The ball is in Aristotle’s court.
* * *
Most of Elaine’s outright criticisms of folksonomies are actually practical, not philosophic. She makes them without empirical evidence. She has not convinced me that she’s right. For example, her final paragraph says:
A traditional classification scheme based on Aristotelian categories yields search results that are more exact. Traditional cataloging can be more time consuming, and is by definition more limiting, but it does result in consistency within its scheme. Folksonomy allows for disparate opinions and the display of multicultural views; however, in the networked world of information retrieval, a display of all views can also lead to a breakdown of the system… Most information seekers want the most relevant hits when keying in a search query.

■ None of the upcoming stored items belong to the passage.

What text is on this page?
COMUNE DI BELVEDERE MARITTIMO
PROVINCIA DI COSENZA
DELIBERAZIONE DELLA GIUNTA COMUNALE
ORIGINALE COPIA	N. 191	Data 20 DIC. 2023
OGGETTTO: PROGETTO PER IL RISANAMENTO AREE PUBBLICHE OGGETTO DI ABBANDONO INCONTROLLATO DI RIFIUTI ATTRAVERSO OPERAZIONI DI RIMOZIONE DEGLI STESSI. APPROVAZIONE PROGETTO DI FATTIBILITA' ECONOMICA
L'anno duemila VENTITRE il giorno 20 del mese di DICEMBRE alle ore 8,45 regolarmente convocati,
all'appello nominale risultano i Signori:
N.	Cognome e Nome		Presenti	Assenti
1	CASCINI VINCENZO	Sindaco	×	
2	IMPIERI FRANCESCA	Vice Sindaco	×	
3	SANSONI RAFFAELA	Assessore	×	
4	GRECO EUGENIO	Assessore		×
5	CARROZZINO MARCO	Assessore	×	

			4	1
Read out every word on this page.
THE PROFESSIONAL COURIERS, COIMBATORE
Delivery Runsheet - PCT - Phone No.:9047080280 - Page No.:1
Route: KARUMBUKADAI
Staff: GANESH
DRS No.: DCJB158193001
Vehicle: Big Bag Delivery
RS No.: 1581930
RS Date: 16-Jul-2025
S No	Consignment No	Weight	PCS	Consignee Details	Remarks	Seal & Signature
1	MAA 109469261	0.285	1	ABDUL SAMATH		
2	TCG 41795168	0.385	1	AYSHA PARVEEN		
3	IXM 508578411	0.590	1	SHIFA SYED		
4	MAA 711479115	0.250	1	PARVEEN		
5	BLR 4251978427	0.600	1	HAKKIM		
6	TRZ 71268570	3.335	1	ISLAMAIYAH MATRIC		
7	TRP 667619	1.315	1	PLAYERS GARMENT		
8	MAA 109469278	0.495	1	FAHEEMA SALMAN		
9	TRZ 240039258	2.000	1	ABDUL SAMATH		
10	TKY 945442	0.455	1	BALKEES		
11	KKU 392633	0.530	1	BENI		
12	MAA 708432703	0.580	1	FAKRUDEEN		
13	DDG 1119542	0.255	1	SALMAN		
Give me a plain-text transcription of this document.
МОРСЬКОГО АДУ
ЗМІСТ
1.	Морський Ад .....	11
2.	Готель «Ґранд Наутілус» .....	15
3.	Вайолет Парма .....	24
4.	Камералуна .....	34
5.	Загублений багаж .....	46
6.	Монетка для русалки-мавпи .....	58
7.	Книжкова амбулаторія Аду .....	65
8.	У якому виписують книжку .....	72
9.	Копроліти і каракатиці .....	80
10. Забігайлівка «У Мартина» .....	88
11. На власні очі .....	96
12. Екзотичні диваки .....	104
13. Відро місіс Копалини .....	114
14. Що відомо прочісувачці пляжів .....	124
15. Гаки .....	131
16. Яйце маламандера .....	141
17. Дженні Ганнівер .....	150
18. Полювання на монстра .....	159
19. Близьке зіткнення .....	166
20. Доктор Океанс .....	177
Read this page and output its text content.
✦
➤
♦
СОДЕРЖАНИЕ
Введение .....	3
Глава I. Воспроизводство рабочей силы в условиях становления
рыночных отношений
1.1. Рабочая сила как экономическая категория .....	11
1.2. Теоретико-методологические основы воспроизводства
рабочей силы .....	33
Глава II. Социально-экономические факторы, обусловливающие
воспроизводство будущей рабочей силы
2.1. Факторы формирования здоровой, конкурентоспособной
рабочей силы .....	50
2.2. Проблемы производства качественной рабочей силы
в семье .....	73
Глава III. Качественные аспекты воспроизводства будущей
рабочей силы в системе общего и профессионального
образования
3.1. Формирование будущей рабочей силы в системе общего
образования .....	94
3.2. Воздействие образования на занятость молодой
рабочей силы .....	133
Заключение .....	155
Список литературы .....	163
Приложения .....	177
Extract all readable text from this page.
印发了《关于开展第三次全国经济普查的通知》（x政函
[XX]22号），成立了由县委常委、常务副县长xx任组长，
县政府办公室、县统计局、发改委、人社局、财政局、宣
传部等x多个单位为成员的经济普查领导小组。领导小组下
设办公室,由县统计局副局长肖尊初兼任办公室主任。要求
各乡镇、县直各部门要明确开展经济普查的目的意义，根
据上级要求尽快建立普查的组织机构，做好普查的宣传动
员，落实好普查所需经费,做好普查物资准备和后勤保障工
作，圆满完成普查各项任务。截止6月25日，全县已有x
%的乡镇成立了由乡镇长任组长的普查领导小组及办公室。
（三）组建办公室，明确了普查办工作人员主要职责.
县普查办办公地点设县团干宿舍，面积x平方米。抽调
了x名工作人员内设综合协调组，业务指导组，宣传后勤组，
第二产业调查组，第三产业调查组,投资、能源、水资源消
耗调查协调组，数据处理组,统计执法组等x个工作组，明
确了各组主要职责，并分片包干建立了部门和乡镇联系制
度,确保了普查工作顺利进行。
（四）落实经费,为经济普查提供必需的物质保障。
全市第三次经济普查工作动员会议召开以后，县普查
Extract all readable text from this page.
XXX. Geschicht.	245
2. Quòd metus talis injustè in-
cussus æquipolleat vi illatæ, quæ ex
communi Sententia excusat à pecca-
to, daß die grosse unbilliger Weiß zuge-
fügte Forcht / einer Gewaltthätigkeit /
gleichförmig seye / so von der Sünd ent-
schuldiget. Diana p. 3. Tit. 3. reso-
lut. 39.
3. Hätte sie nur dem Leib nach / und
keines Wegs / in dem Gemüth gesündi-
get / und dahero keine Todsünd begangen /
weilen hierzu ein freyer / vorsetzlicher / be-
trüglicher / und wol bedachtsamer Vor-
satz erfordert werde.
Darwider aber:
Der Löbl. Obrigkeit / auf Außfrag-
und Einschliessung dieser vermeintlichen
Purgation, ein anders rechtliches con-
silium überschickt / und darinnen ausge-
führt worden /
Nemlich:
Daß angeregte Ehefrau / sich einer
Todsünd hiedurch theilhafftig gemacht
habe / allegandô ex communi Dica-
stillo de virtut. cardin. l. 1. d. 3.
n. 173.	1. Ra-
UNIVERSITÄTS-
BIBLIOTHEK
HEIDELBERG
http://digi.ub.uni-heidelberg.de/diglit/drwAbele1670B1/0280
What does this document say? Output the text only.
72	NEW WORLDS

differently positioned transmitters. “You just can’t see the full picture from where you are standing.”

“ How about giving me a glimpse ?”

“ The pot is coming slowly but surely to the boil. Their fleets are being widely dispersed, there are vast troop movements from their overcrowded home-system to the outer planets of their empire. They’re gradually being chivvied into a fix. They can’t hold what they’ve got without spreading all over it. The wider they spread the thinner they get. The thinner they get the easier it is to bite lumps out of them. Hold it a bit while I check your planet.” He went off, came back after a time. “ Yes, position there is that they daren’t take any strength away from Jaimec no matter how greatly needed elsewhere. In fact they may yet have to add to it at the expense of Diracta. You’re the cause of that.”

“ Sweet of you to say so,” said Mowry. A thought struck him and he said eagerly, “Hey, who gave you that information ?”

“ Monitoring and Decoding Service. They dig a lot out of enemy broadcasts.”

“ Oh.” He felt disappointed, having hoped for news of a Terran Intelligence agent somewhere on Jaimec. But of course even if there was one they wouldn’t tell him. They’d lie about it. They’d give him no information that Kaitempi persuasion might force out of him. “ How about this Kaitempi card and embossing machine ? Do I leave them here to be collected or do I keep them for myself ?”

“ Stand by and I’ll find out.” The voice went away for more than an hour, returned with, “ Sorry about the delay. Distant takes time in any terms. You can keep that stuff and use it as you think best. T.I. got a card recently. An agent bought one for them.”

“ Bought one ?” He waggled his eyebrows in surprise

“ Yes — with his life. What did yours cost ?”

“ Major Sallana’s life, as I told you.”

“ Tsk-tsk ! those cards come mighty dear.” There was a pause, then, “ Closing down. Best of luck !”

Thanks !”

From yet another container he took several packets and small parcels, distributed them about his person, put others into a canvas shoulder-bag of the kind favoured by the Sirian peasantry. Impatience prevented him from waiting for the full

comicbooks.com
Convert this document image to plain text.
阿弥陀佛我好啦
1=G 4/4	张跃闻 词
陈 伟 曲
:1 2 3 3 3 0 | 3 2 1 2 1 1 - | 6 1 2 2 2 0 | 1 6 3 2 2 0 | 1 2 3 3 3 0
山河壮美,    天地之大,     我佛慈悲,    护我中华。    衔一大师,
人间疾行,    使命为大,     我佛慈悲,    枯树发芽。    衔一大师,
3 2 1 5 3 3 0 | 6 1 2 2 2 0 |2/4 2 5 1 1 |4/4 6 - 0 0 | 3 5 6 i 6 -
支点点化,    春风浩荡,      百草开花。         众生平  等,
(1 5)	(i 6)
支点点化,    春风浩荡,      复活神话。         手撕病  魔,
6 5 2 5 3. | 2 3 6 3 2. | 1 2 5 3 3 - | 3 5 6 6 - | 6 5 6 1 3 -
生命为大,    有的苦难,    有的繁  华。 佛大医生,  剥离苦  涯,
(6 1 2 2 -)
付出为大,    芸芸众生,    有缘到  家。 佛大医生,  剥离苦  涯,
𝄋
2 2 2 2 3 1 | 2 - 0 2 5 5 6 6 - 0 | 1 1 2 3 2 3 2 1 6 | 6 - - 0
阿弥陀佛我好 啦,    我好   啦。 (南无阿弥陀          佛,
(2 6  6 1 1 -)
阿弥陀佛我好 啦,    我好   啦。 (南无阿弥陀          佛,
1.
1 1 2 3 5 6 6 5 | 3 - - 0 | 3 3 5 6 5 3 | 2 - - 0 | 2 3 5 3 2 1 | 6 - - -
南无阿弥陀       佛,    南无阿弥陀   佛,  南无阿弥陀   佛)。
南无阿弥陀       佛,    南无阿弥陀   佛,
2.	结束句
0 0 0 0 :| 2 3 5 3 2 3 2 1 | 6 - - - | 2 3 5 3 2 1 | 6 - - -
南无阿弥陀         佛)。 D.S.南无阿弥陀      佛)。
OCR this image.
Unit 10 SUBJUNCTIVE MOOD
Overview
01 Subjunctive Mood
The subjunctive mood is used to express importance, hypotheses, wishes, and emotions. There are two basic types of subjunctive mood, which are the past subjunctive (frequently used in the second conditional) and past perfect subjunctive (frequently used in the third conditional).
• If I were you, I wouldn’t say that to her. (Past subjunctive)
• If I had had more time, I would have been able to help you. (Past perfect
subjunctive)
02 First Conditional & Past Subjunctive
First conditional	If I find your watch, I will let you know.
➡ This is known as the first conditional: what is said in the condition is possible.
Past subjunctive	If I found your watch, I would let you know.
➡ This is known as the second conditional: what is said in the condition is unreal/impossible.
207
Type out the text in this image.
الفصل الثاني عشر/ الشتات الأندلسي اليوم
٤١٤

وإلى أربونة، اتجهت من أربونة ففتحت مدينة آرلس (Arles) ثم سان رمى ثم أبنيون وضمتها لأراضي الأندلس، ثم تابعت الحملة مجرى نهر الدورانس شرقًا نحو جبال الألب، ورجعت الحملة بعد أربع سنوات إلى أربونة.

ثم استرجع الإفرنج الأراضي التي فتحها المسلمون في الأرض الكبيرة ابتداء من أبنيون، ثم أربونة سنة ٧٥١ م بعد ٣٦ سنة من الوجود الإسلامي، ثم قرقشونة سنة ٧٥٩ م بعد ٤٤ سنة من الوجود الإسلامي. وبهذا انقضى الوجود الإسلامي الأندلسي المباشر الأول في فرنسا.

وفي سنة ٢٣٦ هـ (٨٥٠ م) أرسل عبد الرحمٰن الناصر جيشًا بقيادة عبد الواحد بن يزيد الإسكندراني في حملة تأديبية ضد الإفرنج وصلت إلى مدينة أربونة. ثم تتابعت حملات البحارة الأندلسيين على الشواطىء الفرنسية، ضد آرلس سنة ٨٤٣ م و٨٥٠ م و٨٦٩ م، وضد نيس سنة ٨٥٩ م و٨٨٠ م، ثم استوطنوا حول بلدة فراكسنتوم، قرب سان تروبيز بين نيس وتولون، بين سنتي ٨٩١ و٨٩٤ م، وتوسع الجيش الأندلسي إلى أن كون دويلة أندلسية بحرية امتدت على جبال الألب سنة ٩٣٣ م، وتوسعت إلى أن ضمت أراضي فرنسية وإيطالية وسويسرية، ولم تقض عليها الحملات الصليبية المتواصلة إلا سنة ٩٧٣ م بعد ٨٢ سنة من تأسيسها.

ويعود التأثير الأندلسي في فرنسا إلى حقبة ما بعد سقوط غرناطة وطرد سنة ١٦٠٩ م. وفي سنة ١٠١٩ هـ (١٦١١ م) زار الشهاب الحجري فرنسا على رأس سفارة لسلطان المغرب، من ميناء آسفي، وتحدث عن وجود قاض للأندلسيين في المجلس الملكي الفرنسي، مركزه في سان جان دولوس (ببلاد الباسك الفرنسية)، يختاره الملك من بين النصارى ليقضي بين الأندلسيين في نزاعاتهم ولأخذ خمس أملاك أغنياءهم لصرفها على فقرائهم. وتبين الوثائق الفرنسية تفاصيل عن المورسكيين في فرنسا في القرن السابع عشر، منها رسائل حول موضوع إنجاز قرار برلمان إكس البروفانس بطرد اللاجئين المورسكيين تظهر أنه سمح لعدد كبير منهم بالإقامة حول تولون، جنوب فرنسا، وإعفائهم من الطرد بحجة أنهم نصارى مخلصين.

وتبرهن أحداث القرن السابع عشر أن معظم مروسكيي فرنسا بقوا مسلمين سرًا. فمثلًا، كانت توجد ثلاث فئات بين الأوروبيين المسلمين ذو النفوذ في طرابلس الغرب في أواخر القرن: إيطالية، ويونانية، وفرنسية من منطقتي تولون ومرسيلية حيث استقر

By “exact” she apparently means the results include fewer false results (where a result is false if the search term doesn’t really apply to the result, as when you search for “fish” and get back posts about dolphins). And that seems correct: A professionally constructed index should have fewer of those sorts of mistakes. But the second criterion in her concluding paragraph is relevancy, and there folksonomies well may beat a professionally constructed index. Not only might a folksonomy retrieve results more relevant to me personally or to my cultural sub-group, but it constructs a semantic system that can retrieve results the narrow and carefully categorizing by experts might miss. So, I disagree with her last sentence: “A traditional classification scheme will consistently provide better results to information seekers.” Traditional classification is best for certain types of searches — ones where you want precision over recall and relevancy, and especially where there is a confined domain of contents that you have to be sure you’ve searched thoroughly — but is not as good as a folksonomy for other types of searches.
In short, neither traditional nor folksonomic classifications are best. Each is best for something.
November 27, 2008
Vincent Sterken has posted his master’s thesis, which examines LibraryThing.com to understand the dynamics and utility of social tagging. It begins with an exceptionally clear backgrounder on tagging and taxonomies, and then moves to a fascinating exploration of LibraryThing’s folksonomy, including a comparison of how LibraryThing’s community and the Library of Congress classify books.